The problem, usually, is that that number is an average from a variety of different areas of life. If you can expect to make purchases from all those places at once then it’s mostly fine but that’s not what happens.
Instead, housing and food shoot through the fucking roof, especially housing where a lot of people tend to live. Once the solution is “move far away from your community just to be able to afford a home” then that solution is basically just invalid. Luxury goods don’t up nearly as fast, they have real competition and people can, usually, not buy those products so there needs to be some level of sanity there. You end up with a situation where poor people end up experiencing a rate of inflation far higher and more stressful than the average implies. And guess what? Most people are poor these days, even the ones who’d like to not believe it.

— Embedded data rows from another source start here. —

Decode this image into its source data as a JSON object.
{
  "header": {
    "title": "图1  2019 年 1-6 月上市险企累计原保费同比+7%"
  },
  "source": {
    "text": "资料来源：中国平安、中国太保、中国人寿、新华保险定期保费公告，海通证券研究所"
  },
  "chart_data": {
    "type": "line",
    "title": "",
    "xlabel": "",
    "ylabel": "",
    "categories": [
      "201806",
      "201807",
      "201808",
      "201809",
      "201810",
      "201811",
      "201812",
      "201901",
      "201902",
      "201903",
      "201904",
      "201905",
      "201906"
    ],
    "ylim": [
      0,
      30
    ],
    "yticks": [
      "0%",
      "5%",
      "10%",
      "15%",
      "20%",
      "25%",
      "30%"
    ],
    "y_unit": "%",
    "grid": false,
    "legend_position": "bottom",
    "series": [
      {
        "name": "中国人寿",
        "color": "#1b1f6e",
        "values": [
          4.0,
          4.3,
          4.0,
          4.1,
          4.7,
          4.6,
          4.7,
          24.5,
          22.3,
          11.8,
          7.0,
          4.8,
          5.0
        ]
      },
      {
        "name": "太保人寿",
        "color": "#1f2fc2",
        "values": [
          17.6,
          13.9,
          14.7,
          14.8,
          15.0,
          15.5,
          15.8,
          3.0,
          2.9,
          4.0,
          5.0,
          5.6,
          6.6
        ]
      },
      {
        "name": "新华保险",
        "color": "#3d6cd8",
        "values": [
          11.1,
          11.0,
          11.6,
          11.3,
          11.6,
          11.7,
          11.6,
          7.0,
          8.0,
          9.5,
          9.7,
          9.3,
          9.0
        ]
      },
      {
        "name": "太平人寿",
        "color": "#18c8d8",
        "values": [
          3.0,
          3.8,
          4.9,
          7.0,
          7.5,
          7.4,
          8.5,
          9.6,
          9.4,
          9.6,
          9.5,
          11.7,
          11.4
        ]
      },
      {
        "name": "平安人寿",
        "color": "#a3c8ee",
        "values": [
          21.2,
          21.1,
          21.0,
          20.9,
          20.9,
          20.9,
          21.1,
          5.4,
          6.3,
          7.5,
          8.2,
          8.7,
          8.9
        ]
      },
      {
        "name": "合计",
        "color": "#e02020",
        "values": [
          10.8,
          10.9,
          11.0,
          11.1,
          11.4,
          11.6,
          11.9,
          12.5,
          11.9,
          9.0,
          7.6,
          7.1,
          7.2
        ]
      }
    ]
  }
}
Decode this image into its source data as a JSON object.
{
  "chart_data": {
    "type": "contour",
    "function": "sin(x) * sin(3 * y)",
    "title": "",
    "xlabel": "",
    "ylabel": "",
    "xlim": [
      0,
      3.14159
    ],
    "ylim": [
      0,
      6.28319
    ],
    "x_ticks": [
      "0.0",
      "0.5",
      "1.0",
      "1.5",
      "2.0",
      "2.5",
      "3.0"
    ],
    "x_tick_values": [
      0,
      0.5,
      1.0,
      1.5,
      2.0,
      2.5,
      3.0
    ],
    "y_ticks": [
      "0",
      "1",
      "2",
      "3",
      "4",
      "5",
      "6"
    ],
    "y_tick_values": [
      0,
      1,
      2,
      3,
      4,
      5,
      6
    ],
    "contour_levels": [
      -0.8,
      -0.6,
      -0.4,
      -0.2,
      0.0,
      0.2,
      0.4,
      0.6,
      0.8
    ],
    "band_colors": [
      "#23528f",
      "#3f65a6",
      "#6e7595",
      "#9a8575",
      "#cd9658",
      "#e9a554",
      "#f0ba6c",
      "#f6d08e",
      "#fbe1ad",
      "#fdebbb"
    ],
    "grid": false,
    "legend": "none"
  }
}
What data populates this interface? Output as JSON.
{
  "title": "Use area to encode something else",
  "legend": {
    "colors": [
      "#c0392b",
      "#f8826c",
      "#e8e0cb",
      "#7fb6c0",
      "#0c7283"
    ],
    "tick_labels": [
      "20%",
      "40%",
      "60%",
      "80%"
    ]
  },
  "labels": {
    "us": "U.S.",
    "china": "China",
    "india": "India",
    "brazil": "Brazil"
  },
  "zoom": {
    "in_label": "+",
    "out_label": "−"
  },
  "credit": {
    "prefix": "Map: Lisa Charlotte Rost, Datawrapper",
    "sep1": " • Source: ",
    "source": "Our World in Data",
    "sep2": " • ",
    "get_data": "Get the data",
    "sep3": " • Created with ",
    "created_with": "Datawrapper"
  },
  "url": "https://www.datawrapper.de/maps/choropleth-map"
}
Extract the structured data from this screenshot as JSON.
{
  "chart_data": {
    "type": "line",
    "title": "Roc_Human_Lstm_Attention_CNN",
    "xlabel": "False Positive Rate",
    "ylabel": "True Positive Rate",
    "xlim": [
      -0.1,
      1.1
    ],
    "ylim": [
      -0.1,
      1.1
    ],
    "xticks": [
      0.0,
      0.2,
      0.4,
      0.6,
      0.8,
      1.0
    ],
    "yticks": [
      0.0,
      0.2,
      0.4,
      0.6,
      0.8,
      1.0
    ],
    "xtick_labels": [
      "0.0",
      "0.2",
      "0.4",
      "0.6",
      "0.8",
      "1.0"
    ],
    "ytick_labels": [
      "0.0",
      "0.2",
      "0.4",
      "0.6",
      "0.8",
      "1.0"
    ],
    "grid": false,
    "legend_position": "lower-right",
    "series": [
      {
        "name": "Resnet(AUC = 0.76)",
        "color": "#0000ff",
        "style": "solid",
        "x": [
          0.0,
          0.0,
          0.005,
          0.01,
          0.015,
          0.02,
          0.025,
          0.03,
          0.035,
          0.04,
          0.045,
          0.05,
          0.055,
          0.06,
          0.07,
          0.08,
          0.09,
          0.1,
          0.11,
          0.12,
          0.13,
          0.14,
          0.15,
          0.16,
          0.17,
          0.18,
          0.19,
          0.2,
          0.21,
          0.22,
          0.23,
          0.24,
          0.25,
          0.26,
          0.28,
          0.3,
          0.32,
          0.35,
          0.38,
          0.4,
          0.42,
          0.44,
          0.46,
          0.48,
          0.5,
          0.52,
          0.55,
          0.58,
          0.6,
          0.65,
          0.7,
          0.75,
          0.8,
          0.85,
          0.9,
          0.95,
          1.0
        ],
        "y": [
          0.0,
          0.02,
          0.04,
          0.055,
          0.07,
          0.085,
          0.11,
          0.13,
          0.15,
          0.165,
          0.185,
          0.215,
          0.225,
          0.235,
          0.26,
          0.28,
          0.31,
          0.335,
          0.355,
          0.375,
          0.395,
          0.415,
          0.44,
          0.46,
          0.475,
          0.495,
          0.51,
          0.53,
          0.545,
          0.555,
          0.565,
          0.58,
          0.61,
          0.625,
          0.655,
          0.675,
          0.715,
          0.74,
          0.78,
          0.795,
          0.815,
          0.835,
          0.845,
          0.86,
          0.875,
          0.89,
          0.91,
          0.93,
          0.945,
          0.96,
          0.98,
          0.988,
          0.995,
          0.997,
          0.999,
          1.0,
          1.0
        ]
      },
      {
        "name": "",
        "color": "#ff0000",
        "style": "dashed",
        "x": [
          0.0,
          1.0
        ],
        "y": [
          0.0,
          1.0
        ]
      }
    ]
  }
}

And then you add on to that that if your company does not give you a raise based on inflation by default then even if they match it and pat themselves on the back you did not recieve a raise. Matching inflation or less means that you’ve lost salary even if the number is technically higher. You only get a raise when your buying power exceeds the year before.
Right, Grocery prices for example have increased by 25 percent over the past four years, outpacing overall inflation of 19 percent during the same period
Rents loolz
Only if your comp is already market rate lol
This says 70% of respondents think it’s fair enough.
It’s not like Dollar General.
We ain't talking about "feels" mate
Market rate is set by the market, not feelz
So that’s what the “market” in Market rate is.
I figured it was, like, some guy named Mark and he, like, rated things.
It isn't per year though, it only lasts 4.
Then they negotiate again, I assume?